One of the most surprising sites was Meteora. These gigantic rock pinnacles are topped by monasteries, built into the mountain during the 11th through 15th centuries. Until the 1920s, they were only accessible by being hauled up the side of the rock in a basket. This seriously limited unwanted visitors. Now, you can drive fairly close, then take numerous stairs carved into the rock. The monasteries we visited (still in use) had beautiful chapels covered floor to ceiling by Byzantine frescoes painted in gold and bright colors. There were also abundant rose gardens. Holy Trinity Monastery, Meteora If you saw the James Bond movie For Your Eyes Only, you saw the Holy Trinity Monastery, which we visited.

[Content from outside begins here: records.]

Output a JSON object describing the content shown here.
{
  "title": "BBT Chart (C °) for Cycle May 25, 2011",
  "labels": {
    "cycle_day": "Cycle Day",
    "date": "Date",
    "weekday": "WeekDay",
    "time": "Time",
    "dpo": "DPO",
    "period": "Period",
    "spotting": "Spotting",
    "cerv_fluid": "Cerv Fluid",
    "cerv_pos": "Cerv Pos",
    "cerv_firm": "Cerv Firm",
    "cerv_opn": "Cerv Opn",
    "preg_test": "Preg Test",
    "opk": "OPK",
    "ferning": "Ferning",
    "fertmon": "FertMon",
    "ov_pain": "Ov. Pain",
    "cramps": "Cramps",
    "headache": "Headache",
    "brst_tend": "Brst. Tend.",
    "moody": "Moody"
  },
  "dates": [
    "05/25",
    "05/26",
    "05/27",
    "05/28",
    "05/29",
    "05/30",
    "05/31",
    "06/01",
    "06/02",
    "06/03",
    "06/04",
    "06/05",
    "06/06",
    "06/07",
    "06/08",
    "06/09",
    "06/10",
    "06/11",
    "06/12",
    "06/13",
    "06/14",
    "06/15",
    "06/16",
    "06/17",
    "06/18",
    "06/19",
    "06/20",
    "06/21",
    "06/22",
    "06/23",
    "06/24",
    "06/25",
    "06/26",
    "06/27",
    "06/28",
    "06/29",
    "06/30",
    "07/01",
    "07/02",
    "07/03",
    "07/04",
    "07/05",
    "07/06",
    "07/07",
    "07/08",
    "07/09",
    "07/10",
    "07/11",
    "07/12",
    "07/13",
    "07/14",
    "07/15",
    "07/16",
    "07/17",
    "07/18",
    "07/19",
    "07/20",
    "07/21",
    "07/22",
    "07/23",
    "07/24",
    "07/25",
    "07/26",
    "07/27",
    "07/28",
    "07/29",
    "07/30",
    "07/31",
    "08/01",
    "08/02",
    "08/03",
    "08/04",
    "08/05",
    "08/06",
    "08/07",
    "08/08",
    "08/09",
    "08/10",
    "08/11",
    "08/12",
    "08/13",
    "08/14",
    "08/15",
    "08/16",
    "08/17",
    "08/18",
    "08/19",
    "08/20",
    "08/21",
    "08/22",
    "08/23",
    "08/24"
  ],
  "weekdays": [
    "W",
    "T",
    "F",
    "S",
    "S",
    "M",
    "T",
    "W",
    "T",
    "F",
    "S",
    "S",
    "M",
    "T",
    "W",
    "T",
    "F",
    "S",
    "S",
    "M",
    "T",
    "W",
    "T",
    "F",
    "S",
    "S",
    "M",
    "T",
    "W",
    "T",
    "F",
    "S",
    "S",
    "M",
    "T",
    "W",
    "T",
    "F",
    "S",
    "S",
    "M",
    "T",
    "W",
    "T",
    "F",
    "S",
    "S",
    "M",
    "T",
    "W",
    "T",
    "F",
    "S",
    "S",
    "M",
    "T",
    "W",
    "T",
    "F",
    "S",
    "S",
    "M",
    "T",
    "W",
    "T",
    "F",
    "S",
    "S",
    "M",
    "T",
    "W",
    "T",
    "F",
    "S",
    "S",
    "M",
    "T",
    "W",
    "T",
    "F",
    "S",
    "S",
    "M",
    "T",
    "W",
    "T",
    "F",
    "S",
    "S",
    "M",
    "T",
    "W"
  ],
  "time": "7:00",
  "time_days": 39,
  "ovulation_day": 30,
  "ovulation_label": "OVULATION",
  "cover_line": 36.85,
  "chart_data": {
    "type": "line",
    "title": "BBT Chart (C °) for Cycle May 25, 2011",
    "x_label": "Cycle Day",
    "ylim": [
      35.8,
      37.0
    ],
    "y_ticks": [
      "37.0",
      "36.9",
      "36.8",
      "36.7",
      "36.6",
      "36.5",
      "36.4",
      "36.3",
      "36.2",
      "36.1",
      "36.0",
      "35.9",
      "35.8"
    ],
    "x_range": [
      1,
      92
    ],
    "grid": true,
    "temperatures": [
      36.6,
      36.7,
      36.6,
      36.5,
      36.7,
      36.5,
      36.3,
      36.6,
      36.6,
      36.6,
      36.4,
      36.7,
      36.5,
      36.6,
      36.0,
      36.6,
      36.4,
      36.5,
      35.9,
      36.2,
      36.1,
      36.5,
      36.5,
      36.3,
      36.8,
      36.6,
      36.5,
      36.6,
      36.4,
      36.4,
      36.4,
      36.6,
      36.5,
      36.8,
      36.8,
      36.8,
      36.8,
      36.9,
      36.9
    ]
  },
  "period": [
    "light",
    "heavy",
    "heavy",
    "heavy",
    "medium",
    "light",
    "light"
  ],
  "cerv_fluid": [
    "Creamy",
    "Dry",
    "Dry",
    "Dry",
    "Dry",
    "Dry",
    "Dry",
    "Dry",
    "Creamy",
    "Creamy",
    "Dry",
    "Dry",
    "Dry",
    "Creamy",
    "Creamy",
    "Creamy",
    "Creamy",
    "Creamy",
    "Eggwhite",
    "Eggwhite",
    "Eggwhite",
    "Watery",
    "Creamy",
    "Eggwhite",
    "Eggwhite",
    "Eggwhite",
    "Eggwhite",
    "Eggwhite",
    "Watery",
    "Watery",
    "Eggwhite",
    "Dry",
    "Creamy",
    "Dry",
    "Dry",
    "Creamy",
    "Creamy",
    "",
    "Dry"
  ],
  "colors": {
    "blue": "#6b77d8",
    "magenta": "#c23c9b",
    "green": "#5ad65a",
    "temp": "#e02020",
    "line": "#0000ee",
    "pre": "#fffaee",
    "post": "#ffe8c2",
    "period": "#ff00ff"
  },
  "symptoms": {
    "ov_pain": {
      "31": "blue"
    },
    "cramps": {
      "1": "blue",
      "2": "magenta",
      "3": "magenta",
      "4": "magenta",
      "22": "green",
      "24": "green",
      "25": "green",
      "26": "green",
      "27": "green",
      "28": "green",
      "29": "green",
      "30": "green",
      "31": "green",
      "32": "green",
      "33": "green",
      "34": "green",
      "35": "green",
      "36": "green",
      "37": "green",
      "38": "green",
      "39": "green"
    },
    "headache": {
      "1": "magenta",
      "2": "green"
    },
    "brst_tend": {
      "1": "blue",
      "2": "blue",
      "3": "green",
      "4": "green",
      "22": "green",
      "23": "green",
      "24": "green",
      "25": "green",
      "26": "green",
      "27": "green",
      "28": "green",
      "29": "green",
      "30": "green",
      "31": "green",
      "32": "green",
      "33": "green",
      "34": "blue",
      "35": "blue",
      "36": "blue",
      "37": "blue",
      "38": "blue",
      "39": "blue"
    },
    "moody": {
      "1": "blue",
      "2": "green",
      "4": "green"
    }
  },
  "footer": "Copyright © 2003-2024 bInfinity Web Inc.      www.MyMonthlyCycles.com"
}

Other sites included a 7,000 year old settlement (restoration) of houses on stilts, waterfalls, Mt. Olympus (from a distance), an 18th century restored Turkish home, and Dion, the sacred city of Macedonia. The ruins here cover a large area. There are still stone streets and mosaic floors from 200 AD clearly visible. The outlines of homes, public baths, stone toilets, sewage system (stone troughs), and small temples allowed us to visualize life back then. These were far more extensive than we had pictured. Although many of the original mosaics were in the museum that was closed, it was still an inspiring place. Alexander the Great worshipped here before going off to conquer the world!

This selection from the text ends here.